Era una tarde gris y seca.
Pero septiembre ya le daba
no sé qué gracia infantil: mejor, adolescente.
Qué aroma de niñez, de quince años vagaba?
Qué secreta nostalgia que quería azularse?

Septiembre, gracia alada
en la sequedad gris con varas finas…

Al final fue todo
una soledad celeste vago y arena.
Los niños, de qué mundo, jugaban a la ronda
sobre un fondo de islas de ceniza?

Un viento de ilusión hacía más pálido el polvo.

Source : Juan L. Ortiz : El alamo y el viento, Buenos Aires 1948.

*

Entre les arbres logerait un mince bonheur,
terminal, à peine vert, qui est une pensée
aussi, fluide pensée des arbres,
lumière conçue par eux dans le crépuscule ?

Images obscures, les oiseaux vacillent
puis détachent des phrases timides des rameaux :
limpide voix frêle de cette pensée
qui veut se cristalliser parce qu’elle commence à souffrir.

Souffrir pourquoi ? Voletant elle tremble face aux nuages,
anxieuse de disparaître, de mourir, malgré
la gravitation déjà sensible de certaines
étoiles, et l’appel spectral des fleurs.

Source : Juan L. Ortiz : El alba sube…, Buenos Aires 1937. Traduit de l’espagnol (Argentine) avec interlinéaire et original par Jean-René Lassalle.


Hay entre los árboles una dicha pálida,
final, apenas verde, que es un pensamiento
ya, pensamiento fluido de los árboles,
luz pensada por éstos en el anochecer?

Imágenes oscuras, los pájaros, vacilan
y quiebran, al fin, tímidas frases entre las hojas:
la pura voz delgada de ese pensamiento
que quiere concretarse porque empieza a sufrir.

¿Sufrir por qué? Alado, tiembla hacia las nubes,
miedoso de perderse, de morir, a pesar
de la gravitación ya sensible de algunas
estrellas, y del llamado espectral de las flores.

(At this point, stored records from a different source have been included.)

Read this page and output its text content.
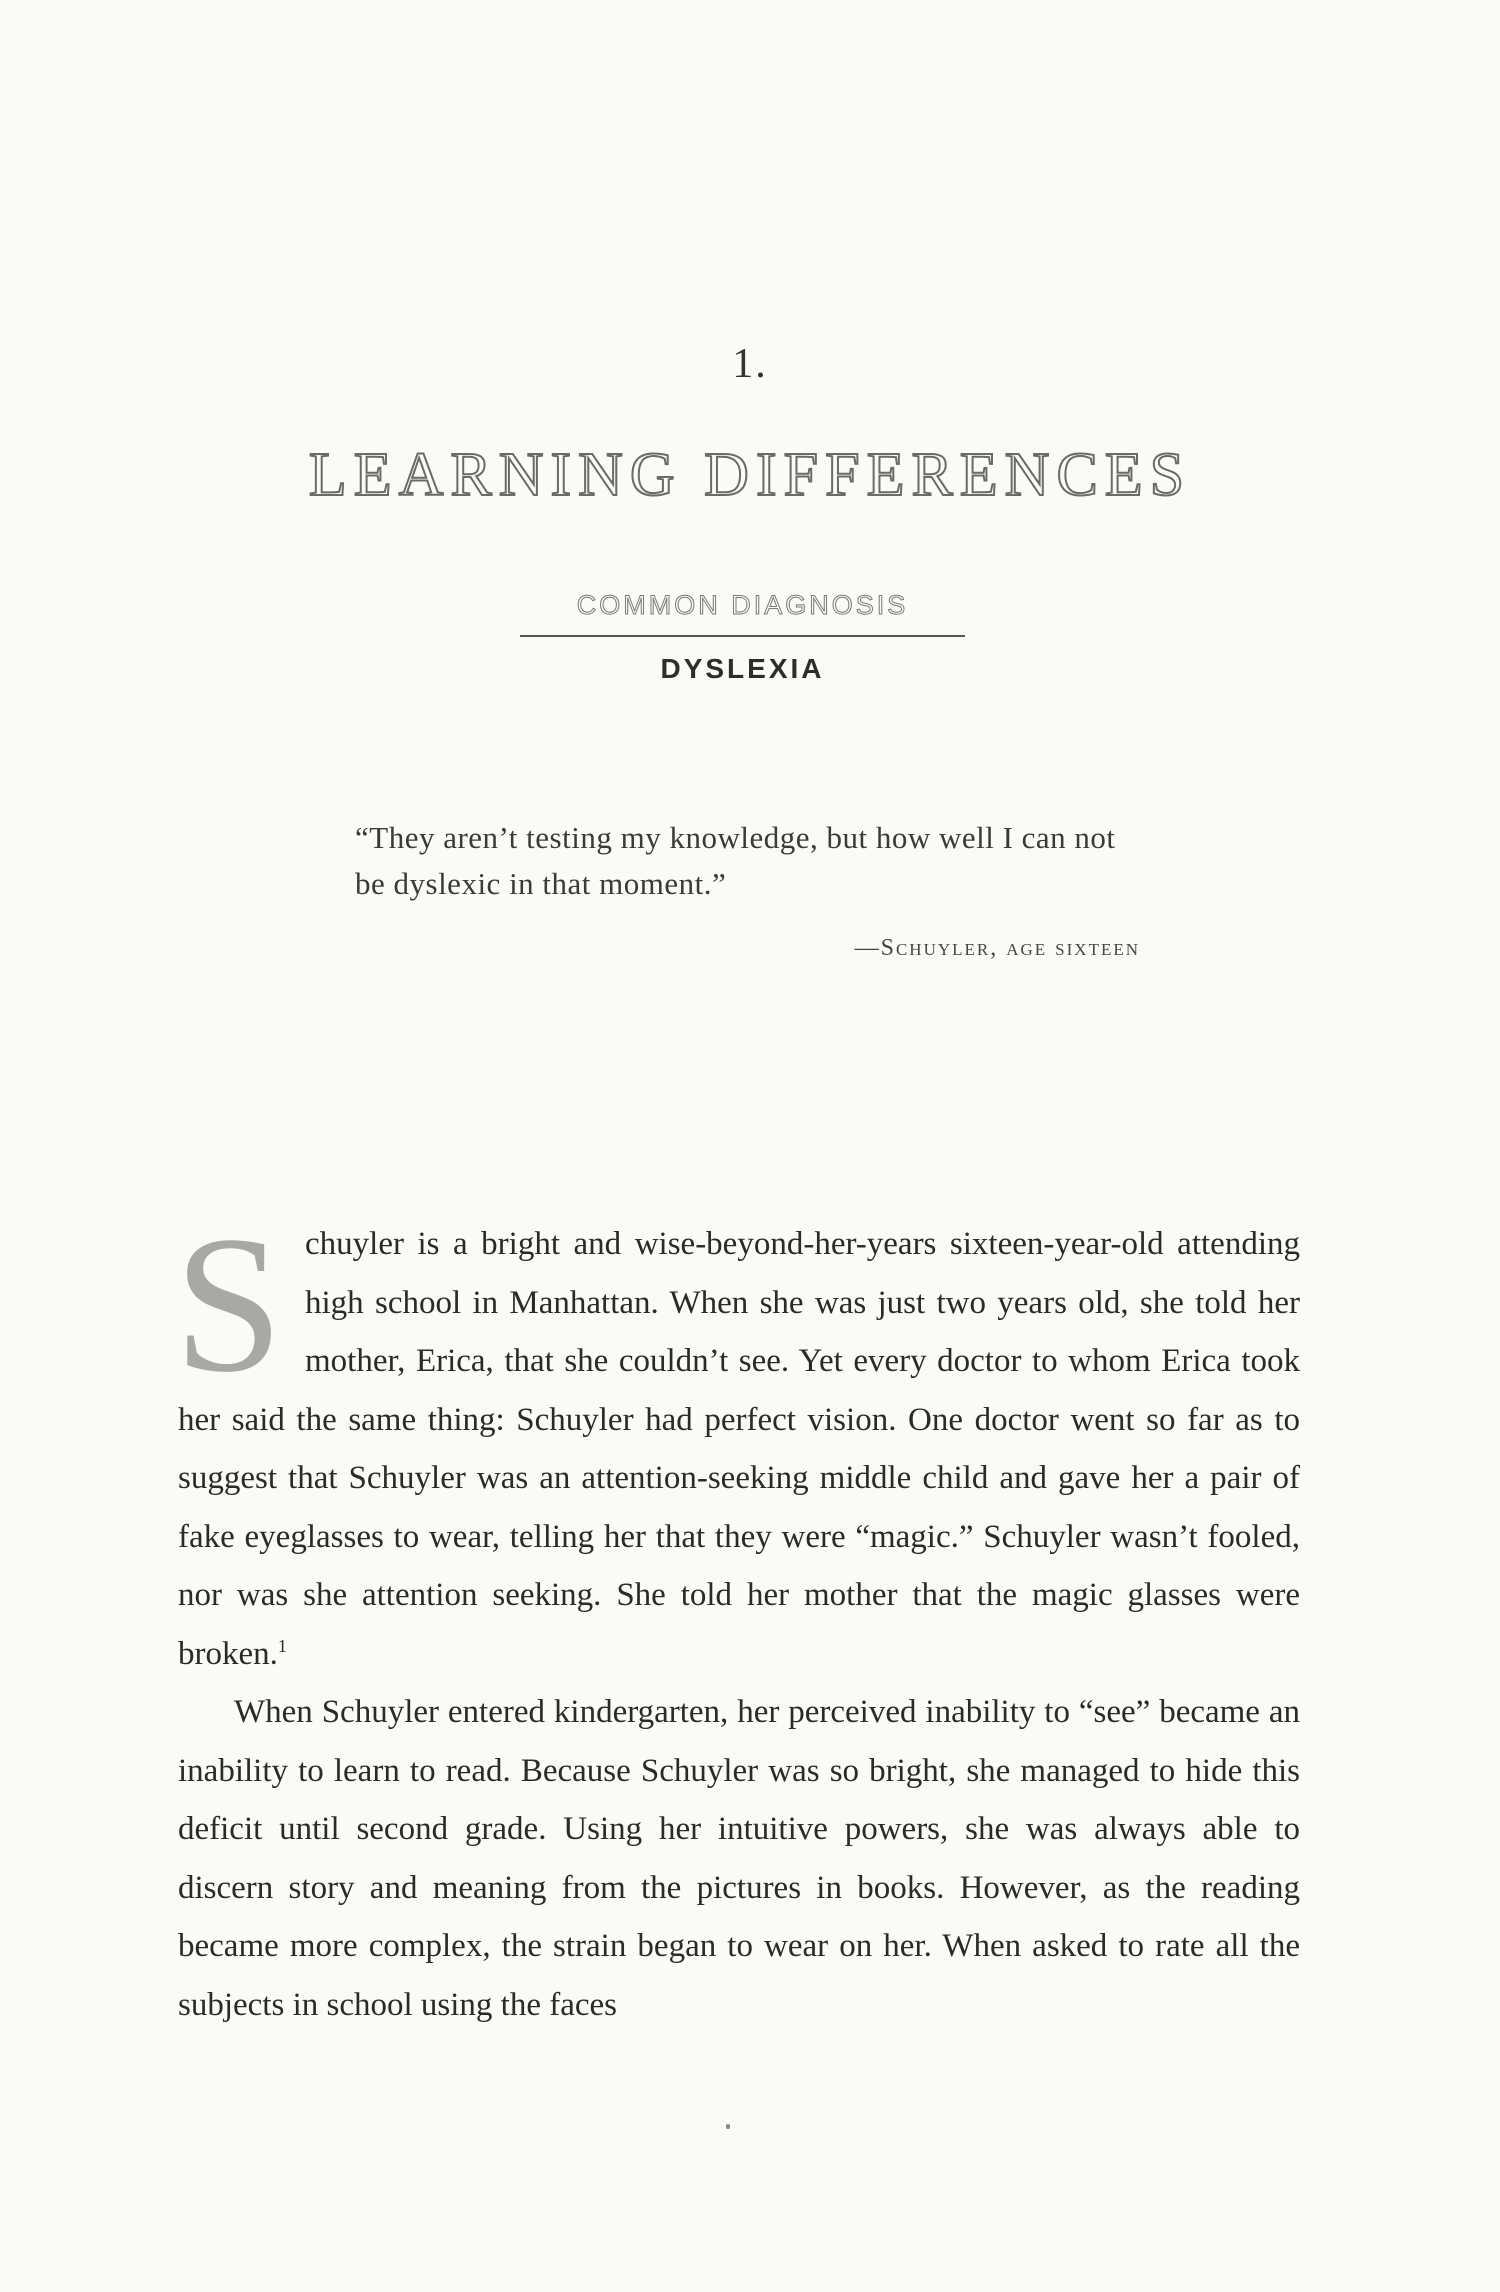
1.
LEARNING DIFFERENCES
COMMON DIAGNOSIS
DYSLEXIA
“They aren’t testing my knowledge, but how well I can not be dyslexic in that moment.”
—Schuyler, age sixteen

Schuyler is a bright and wise-beyond-her-years sixteen-year-old attending high school in Manhattan. When she was just two years old, she told her mother, Erica, that she couldn’t see. Yet every doctor to whom Erica took her said the same thing: Schuyler had perfect vision. One doctor went so far as to suggest that Schuyler was an attention-seeking middle child and gave her a pair of fake eyeglasses to wear, telling her that they were “magic.” Schuyler wasn’t fooled, nor was she attention seeking. She told her mother that the magic glasses were broken.$^1$

When Schuyler entered kindergarten, her perceived inability to “see” became an inability to learn to read. Because Schuyler was so bright, she managed to hide this deficit until second grade. Using her intuitive powers, she was always able to discern story and meaning from the pictures in books. However, as the reading became more complex, the strain began to wear on her. When asked to rate all the subjects in school using the faces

Source : Juan L. Ortiz : El alba sube…, Buenos Aires 1937.

*

J’allai à la rivière et la sentis
proche de moi, face à moi.
Les branches avaient des voix
qui ne m’atteignaient pas.
Le courant disait
des choses que je ne comprenais pas.
Le tourment me saisissait presque.
Je voulais la connaître,
percevoir ce que contait le ciel vague et pâle en elle
avec ses longues syllabes premières,
mais je ne pouvais.

Je m’en retournai
– était-ce moi qui revenait ? –
dans l’angoisse trouble
de m’éprouver seul devant des énigmes ultimes.
Soudain en moi je sentis la rivière,
elle ruisselait en moi
avec ses rives frissonnantes de signes,
ses reflets profonds finement étoilés.
La rivière s’écoulait en moi avec ses ramures.
Je devenais rivière à la tombée du jour,
et les arbres en moi soupiraient
et le sentier et les herbes s’éteignaient en moi.
Une rivière me traversait, me traversait la rivière…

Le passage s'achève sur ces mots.